Yet another new blend: "folksonomy"

Benjamin Zimmer bgzimmer at RCI.RUTGERS.EDU
Wed Jan 19 01:04:16 UTC 2005


Hard to keep track of all the new cyberblends.  Now there's "folksonomy".
See:

http://en.wikipedia.org/wiki/Folksonomy
http://www.iawiki.net/FolksOnomy

Some cites:

Gene Smith, "Atomiq: Folksonomy: social classification." Aug 3, 2004
http://atomiq.org/archives/2004/08/folksonomy_social_classification.html
Last week I asked the AIfIA members' list what they thought about the
social classification happening at Furl, Flickr and Del.icio.us. In each
of these systems people classify their pictures/bookmarks/web pages with
tags (e.g. wedding), and then the most popular tags float to the top (e.g.
Flickr's tags or Del.icio.us on the right). Thomas Vander Wal, in his
reply, coined a great name for these informal social categories: a
folksonomy.

Thomas Vander Wal, "You Down with Folksonomy?" Aug 4, 2004
http://www.vanderwal.net/random/entrysel.php?blog=1529
Gene supplies a good overview of Folksonomy, which is the bottom-up social
classification that takes place on Flickr, del.icio.us, etc.

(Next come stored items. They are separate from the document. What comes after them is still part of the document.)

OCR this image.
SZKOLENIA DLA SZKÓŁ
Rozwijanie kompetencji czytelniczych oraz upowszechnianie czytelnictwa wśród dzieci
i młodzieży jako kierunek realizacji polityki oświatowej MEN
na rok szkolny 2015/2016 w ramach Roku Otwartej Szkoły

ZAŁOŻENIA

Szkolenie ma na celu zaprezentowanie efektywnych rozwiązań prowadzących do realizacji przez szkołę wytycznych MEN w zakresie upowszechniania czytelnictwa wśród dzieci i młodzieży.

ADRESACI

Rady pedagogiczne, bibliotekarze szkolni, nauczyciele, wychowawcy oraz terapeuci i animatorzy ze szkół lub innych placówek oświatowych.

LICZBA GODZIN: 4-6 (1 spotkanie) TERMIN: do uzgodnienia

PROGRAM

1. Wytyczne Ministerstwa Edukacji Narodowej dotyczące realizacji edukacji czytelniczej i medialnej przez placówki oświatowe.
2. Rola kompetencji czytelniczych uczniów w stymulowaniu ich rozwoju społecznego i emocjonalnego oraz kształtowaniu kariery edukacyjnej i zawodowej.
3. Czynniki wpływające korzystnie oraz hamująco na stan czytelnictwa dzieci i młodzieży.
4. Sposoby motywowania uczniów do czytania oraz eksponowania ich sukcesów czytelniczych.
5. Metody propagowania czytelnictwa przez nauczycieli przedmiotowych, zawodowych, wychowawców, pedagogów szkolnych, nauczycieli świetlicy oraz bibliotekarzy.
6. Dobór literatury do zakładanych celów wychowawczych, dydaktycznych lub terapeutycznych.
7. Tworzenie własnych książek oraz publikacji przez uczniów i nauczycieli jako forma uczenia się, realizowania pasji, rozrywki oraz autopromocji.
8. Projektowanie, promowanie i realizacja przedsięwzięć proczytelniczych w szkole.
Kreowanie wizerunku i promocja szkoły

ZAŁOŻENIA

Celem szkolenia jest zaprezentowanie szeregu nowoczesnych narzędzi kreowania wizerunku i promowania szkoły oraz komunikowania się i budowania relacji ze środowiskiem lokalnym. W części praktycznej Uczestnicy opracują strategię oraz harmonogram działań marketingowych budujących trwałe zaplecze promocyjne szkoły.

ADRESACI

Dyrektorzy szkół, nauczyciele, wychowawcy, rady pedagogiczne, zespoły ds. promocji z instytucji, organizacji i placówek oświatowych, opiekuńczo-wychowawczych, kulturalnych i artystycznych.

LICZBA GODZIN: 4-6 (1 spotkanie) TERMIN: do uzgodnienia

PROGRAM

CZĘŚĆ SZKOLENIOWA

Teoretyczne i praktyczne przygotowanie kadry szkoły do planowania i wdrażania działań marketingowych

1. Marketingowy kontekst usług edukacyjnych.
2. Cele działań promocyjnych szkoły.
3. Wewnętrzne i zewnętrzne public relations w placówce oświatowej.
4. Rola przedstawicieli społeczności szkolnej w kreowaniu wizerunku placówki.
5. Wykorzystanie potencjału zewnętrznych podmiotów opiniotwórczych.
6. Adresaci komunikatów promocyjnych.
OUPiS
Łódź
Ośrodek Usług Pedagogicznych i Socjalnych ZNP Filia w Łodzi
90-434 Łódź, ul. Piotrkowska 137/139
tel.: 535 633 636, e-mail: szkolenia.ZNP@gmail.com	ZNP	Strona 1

Clay Shirkey, "Folksonomy." Aug 25, 2004
http://www.corante.com/many/archives/2004/08/25/folksonomy.php
Folksonomy, a new term for socially created, typically flat name-spaces of
the del.icio.us ilk, coined by Thomas Vander Wal.

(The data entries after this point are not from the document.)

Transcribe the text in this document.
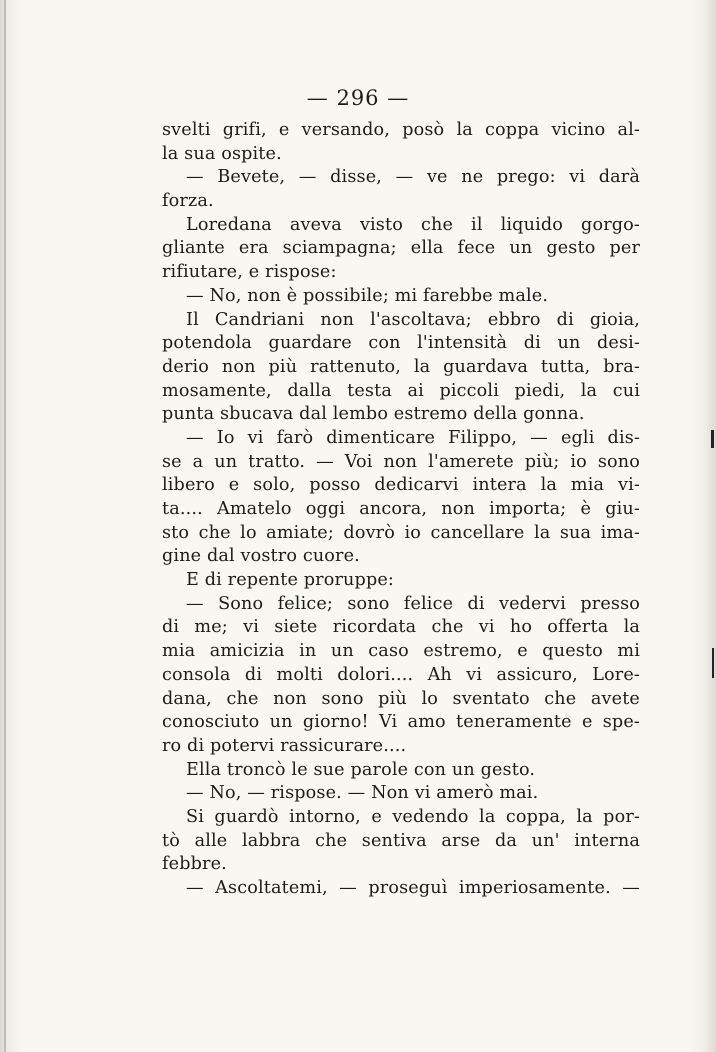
— 296 —
svelti grifi, e versando, posò la coppa vicino al-
la sua ospite.
— Bevete, — disse, — ve ne prego: vi darà
forza.
Loredana aveva visto che il liquido gorgo-
gliante era sciampagna; ella fece un gesto per
rifiutare, e rispose:
— No, non è possibile; mi farebbe male.
Il Candriani non l'ascoltava; ebbro di gioia,
potendola guardare con l'intensità di un desi-
derio non più rattenuto, la guardava tutta, bra-
mosamente, dalla testa ai piccoli piedi, la cui
punta sbucava dal lembo estremo della gonna.
— Io vi farò dimenticare Filippo, — egli dis-
se a un tratto. — Voi non l'amerete più; io sono
libero e solo, posso dedicarvi intera la mia vi-
ta.... Amatelo oggi ancora, non importa; è giu-
sto che lo amiate; dovrò io cancellare la sua ima-
gine dal vostro cuore.
E di repente proruppe:
— Sono felice; sono felice di vedervi presso
di me; vi siete ricordata che vi ho offerta la
mia amicizia in un caso estremo, e questo mi
consola di molti dolori.... Ah vi assicuro, Lore-
dana, che non sono più lo sventato che avete
conosciuto un giorno! Vi amo teneramente e spe-
ro di potervi rassicurare....
Ella troncò le sue parole con un gesto.
— No, — rispose. — Non vi amerò mai.
Si guardò intorno, e vedendo la coppa, la por-
tò alle labbra che sentiva arse da un' interna
febbre.
— Ascoltatemi, — proseguì imperiosamente. —
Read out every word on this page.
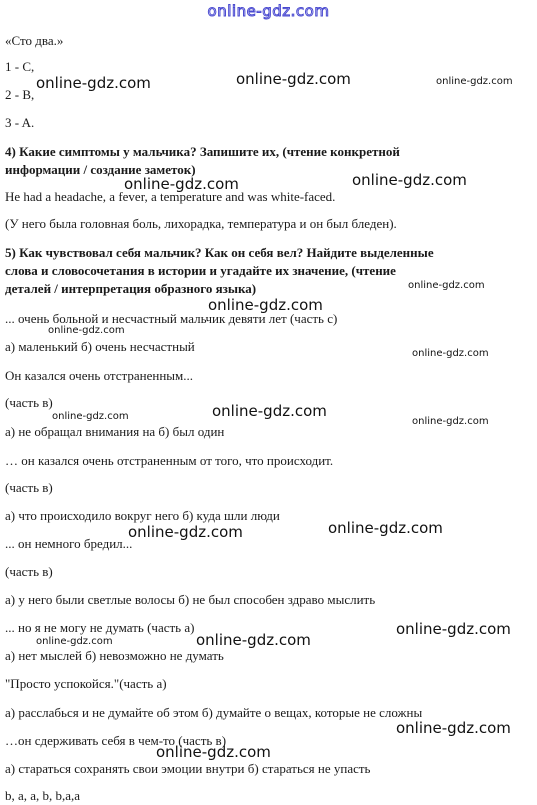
online-gdz.com
«Сто два.»
1 - C,
2 - B,
3 - A.
4) Какие симптомы у мальчика? Запишите их, (чтение конкретной
информации / создание заметок)
He had a headache, a fever, a temperature and was white-faced.
(У него была головная боль, лихорадка, температура и он был бледен).
5) Как чувствовал себя мальчик? Как он себя вел? Найдите выделенные
слова и словосочетания в истории и угадайте их значение, (чтение
деталей / интерпретация образного языка)
... очень больной и несчастный мальчик девяти лет (часть с)
а) маленький б) очень несчастный
Он казался очень отстраненным...
(часть в)
а) не обращал внимания на б) был один
… он казался очень отстраненным от того, что происходит.
(часть в)
а) что происходило вокруг него б) куда шли люди
... он немного бредил...
(часть в)
а) у него были светлые волосы б) не был способен здраво мыслить
... но я не могу не думать (часть а)
а) нет мыслей б) невозможно не думать
"Просто успокойся."(часть а)
а) расслабься и не думайте об этом б) думайте о вещах, которые не сложны
…он сдерживать себя в чем-то (часть в)
а) стараться сохранять свои эмоции внутри б) стараться не упасть
b, a, a, b, b,a,a
online-gdz.com	online-gdz.com	online-gdz.com
online-gdz.com	online-gdz.com
online-gdz.com
online-gdz.com
online-gdz.com
online-gdz.com
online-gdz.com
online-gdz.com	online-gdz.com
online-gdz.com
online-gdz.com
online-gdz.com
online-gdz.com
online-gdz.com
online-gdz.com
online-gdz.com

Adam Mathes, "Folksonomies - Cooperative Classification and Communication
Through Shared Metadata." December 2004
http://www.adammathes.com/academic/computer-mediated-communication/folksonomies.html
The organic system of organization developing in Delicious and Flickr was
called a “folksonomy” by Thomas Vander Wal in a discussion on an
information architecture mailing list (Smith, 2004). It is a combination
of "folk" and "taxonomy."

Louis Rosenfeld, "Folksonomies? How about Metadata Ecologies?" Jan 6, 2005
http://louisrosenfeld.com/home/bloug_archive/000330.html
Lately, you can't surf information architecture blogs for five minutes
without stumbling on a discussion of folksonomies (there; it happened
again!).

Peter van Dijck, "Emergent i18n effects in folksonomies." Jan 15, 2005
http://poorbuthappy.com/ease/archives/2005/01/15/2419/
Folksonomies are taxonomies created by users who add tags to things.
Folksonomies are messy and have a lot of problems, but their great merit
is that they're scalable and they use the users' terminology by
definition, a serious problem with more classic taxonomies that are
created by information architects or librarians.